The "thud" against the house was a familiar sound. I knew at once what it meant and got up to investigate who it was this time.
Of course, the look she gave me was not reproachful. A bird, not even a beautiful female cardinal, isn't capable thereof (I think), although flying into a glass window would certainly be cause enough.
The first time I looked, she sprawled a little awkwardly - one wing was extended unnaturally - in the thin layer of snow on the deck. I feared the worst, that she was dead, or would die shortly. A few minutes later, it was clear she was better. She was perching more normally. That's when she gave me the eye.
I assumed in my guilt that she indeed could see me standing safe and warm behind the French doors.
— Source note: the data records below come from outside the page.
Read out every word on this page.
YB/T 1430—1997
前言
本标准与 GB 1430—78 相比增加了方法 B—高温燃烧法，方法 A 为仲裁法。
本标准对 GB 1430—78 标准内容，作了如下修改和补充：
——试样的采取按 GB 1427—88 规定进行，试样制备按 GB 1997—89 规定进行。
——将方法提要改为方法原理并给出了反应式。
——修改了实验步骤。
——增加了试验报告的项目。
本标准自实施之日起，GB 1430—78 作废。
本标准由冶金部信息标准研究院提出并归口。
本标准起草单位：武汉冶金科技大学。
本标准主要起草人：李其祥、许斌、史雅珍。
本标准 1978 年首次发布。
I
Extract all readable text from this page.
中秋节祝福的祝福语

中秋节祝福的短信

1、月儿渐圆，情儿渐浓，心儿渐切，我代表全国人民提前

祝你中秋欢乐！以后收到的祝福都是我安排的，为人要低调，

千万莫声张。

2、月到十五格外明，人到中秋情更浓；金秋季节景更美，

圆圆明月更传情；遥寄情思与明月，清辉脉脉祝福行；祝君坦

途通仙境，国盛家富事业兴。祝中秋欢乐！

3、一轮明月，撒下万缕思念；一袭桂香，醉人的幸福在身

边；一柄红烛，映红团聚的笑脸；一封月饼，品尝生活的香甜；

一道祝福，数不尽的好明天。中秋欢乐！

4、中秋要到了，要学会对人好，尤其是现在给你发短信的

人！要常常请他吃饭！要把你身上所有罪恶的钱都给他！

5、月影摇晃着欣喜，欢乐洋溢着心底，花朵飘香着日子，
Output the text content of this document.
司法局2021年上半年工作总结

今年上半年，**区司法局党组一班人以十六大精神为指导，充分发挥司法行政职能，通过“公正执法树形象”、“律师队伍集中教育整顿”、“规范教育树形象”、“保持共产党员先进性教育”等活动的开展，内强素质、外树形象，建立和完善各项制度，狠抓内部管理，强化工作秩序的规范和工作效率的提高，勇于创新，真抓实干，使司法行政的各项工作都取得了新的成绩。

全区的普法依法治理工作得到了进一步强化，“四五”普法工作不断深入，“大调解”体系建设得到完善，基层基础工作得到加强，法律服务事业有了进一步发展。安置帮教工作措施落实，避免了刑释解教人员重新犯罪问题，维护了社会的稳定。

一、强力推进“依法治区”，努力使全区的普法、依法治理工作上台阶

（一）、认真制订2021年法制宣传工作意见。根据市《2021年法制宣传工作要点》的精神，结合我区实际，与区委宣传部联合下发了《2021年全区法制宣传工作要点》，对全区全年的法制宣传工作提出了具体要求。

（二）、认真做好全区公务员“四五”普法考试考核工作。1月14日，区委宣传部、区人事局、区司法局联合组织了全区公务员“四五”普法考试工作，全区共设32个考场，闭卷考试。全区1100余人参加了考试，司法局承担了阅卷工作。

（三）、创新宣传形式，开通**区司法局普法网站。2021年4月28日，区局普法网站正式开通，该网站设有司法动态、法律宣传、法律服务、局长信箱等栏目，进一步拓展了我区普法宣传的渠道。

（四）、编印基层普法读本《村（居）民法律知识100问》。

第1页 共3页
I also assumed, at least for one terrible moment, that she was blaming me for what had happened to her. Never mind that the living room extends out from the house such that there are windows on three sides, thus offering the illusion of a path through. Never mind that I had nothing to do with the building of the house. Never mind that the pathetic fallacy is indefensible. I am the proprietor. I'm responsible if she dies. I should have darkened my windows, or something.
That she - apparently - fully recovered (or at least was gone when next I looked) is a tribute to animals but not to humans. I can't imagine, for example, that Usain Bolt would survive as well as a humble little bird, either in body or in bravado, an impact with a transparent wall provided by the IOC at the end of his record-setting run. I can't imagine how the creatures of the natural world survive the countless insults we humans put in their way. When the tables are turned, say, by a tsunami or a northeaster or a plague of locusts, we give up the ghost and run crying to our God or our iPhone. But a mere cardinal bears my impudent windows, and lives to sing another day.
PS - she did live. I saw her the next day in a tree just outside the window.